Choosing which crates to depend on
For most applications, depend on the umbrella synwire crate with the required feature flags:
[dependencies]
synwire = { version = "0.1", features = ["openai"] }
tokio = { version = "1", features = ["full"] }
This gives you a single import path covering the most commonly needed types:
use synwire::agent::prelude::*; use synwire_llm_openai::ChatOpenAI; #[tokio::main] async fn main() -> anyhow::Result<()> { let model = ChatOpenAI::builder() .model("gpt-4o") .api_key_env("OPENAI_API_KEY") .build()?; // Runner, AgentNode, Directive, AgentError etc. come from synwire::agent::prelude Ok(()) }
For publishable extension crates (custom backends, providers, or strategies), depend on synwire-core only.
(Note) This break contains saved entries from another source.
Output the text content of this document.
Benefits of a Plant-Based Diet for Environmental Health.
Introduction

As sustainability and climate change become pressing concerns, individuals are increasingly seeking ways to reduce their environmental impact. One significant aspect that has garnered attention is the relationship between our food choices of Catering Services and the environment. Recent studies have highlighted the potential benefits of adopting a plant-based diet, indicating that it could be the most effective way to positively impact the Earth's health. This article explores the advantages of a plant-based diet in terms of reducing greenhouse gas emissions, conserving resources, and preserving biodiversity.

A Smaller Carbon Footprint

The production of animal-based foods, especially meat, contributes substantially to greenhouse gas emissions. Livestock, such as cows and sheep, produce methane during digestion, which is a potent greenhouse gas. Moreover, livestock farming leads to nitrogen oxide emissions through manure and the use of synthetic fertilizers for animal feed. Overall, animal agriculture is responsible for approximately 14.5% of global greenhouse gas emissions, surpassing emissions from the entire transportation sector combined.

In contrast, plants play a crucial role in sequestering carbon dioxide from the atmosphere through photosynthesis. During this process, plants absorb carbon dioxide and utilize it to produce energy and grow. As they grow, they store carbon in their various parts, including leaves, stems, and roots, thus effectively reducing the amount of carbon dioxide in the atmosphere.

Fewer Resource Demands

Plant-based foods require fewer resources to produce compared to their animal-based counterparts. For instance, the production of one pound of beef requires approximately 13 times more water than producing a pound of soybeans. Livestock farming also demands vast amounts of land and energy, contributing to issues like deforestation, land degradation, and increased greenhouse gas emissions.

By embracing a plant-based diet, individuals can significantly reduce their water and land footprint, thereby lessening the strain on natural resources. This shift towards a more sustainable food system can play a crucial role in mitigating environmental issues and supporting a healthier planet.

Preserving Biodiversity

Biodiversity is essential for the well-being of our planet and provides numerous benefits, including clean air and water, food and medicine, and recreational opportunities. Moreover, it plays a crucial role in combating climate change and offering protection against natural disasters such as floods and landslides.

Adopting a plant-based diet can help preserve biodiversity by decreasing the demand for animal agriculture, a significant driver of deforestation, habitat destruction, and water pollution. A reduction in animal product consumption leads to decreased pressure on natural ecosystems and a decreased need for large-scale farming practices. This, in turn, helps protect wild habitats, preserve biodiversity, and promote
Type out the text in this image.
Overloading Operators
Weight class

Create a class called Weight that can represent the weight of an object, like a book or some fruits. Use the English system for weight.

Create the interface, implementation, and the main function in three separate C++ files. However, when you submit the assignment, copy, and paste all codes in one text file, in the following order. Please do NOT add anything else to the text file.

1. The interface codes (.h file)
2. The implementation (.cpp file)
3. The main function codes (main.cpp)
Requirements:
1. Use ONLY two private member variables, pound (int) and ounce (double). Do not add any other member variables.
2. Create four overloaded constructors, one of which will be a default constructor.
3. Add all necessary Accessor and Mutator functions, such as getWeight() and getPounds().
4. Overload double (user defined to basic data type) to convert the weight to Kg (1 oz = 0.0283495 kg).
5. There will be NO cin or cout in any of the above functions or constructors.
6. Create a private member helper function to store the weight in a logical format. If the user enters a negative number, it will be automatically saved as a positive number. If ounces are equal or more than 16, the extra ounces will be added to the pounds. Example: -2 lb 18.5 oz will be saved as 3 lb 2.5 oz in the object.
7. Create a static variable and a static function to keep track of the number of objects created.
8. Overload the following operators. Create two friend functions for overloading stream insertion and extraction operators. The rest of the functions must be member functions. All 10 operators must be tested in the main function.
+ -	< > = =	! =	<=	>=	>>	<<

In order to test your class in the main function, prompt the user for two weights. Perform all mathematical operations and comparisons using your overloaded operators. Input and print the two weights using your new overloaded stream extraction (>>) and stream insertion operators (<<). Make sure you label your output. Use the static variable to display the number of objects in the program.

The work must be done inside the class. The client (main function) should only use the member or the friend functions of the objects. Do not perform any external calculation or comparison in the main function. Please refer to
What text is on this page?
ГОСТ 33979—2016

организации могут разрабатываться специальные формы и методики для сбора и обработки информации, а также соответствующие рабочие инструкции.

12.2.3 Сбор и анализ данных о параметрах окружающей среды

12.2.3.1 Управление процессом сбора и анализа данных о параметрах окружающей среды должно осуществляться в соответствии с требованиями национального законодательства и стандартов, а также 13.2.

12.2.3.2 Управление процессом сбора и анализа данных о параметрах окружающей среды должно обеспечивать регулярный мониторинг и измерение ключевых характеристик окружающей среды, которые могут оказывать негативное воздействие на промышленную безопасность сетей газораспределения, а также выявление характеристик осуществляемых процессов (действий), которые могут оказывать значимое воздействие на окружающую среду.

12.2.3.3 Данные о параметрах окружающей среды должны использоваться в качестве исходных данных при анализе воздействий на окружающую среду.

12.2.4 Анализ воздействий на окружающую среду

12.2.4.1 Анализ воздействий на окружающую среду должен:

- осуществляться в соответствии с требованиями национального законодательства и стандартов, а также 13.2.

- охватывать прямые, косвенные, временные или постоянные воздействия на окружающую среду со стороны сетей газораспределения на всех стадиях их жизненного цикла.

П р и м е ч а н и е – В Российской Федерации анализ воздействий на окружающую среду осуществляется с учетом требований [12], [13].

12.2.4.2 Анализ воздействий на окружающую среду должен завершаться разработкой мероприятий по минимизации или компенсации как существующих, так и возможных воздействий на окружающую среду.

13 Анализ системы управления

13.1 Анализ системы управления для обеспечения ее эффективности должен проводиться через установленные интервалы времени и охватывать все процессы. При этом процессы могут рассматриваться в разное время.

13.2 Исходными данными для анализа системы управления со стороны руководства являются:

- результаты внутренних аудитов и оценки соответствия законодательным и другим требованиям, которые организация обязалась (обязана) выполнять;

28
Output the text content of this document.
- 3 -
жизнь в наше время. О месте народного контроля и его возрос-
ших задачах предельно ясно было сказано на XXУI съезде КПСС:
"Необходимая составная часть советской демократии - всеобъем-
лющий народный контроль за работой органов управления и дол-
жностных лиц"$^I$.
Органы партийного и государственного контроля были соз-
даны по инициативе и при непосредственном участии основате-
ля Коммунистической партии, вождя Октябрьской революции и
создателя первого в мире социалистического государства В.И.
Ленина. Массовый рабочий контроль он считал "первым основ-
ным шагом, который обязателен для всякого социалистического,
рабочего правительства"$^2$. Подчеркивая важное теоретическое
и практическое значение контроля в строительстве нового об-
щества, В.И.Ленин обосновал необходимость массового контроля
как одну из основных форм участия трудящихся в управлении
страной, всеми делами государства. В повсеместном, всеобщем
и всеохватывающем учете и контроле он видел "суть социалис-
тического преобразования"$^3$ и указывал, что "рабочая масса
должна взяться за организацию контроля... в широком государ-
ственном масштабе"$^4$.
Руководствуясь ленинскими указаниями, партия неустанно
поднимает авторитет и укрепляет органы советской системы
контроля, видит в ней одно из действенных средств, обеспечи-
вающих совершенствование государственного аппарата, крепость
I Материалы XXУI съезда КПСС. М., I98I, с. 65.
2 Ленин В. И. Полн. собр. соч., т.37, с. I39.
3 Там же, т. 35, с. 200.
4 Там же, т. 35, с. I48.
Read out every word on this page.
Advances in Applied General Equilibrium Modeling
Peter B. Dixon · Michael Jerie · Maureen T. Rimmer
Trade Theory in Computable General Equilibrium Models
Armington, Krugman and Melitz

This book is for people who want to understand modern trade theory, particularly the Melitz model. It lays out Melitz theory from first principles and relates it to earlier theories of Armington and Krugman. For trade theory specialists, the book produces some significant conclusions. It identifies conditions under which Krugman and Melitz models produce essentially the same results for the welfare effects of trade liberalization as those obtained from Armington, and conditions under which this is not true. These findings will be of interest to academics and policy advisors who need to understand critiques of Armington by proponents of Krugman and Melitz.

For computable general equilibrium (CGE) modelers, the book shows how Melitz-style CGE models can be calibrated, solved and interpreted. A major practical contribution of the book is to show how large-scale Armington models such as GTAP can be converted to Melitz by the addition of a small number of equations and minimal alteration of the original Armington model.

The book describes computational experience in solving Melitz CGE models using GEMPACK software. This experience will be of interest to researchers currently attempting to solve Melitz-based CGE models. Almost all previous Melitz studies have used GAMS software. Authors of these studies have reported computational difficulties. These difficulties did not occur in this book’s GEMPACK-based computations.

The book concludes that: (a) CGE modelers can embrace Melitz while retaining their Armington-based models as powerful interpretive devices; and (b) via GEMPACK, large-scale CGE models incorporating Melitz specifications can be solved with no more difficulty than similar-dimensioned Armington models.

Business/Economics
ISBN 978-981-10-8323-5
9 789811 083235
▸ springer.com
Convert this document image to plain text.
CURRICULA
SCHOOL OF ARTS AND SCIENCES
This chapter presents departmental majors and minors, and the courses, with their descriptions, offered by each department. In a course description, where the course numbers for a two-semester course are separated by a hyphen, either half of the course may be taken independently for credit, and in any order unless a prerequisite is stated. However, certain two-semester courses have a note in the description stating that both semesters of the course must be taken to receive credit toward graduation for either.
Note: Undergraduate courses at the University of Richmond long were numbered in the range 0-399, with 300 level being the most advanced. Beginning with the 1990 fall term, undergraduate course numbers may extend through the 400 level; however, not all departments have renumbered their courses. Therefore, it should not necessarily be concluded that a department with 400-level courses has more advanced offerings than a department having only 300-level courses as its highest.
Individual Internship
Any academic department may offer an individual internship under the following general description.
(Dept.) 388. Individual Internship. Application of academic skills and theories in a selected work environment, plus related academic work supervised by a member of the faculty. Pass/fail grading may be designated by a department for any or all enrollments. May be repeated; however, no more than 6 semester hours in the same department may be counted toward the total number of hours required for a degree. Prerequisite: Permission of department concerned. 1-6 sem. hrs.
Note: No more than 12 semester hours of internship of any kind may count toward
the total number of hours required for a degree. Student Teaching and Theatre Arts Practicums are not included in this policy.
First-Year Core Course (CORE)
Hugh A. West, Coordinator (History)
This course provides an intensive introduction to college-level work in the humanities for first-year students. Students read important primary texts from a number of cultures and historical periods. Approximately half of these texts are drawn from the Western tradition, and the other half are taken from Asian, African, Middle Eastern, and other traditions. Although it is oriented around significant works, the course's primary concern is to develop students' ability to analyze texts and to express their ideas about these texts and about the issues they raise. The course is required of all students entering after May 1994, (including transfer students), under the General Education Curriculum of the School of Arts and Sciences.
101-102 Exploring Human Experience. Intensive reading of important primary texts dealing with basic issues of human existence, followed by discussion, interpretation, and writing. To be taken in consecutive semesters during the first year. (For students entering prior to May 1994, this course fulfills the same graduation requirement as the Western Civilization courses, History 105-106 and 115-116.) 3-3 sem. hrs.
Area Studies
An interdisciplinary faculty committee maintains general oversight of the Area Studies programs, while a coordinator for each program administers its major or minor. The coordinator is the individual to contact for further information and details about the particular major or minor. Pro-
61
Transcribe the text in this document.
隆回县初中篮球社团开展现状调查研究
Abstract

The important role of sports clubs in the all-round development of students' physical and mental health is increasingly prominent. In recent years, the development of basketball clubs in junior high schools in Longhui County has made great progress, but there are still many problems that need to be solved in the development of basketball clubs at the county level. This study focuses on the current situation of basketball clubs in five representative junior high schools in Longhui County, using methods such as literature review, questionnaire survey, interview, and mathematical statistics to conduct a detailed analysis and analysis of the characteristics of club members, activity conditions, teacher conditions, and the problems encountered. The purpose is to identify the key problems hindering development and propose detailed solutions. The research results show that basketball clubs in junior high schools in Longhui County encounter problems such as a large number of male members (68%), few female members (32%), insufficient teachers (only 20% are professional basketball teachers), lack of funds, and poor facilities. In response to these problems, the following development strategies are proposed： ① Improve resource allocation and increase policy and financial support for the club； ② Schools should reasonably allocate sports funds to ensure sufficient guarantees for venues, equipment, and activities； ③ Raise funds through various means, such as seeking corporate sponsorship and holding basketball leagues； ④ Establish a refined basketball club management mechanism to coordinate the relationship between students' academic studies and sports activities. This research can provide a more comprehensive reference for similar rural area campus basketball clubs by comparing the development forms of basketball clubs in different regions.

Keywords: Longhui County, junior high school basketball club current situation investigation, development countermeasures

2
This avoids pulling in concrete implementations your users may not need:
[dependencies]
# Publishable extension crate: traits only, no implementations
synwire-core = "0.1"
#![allow(unused)] fn main() { use synwire_core::language_models::chat::BaseChatModel; // A custom provider that implements BaseChatModel from synwire-core. // Downstream applications can mix it with any backend or strategy // from synwire-agent without a version coupling. pub struct MyCustomChatModel { // model configuration } }
The rule of thumb: applications use synwire; libraries use synwire-core.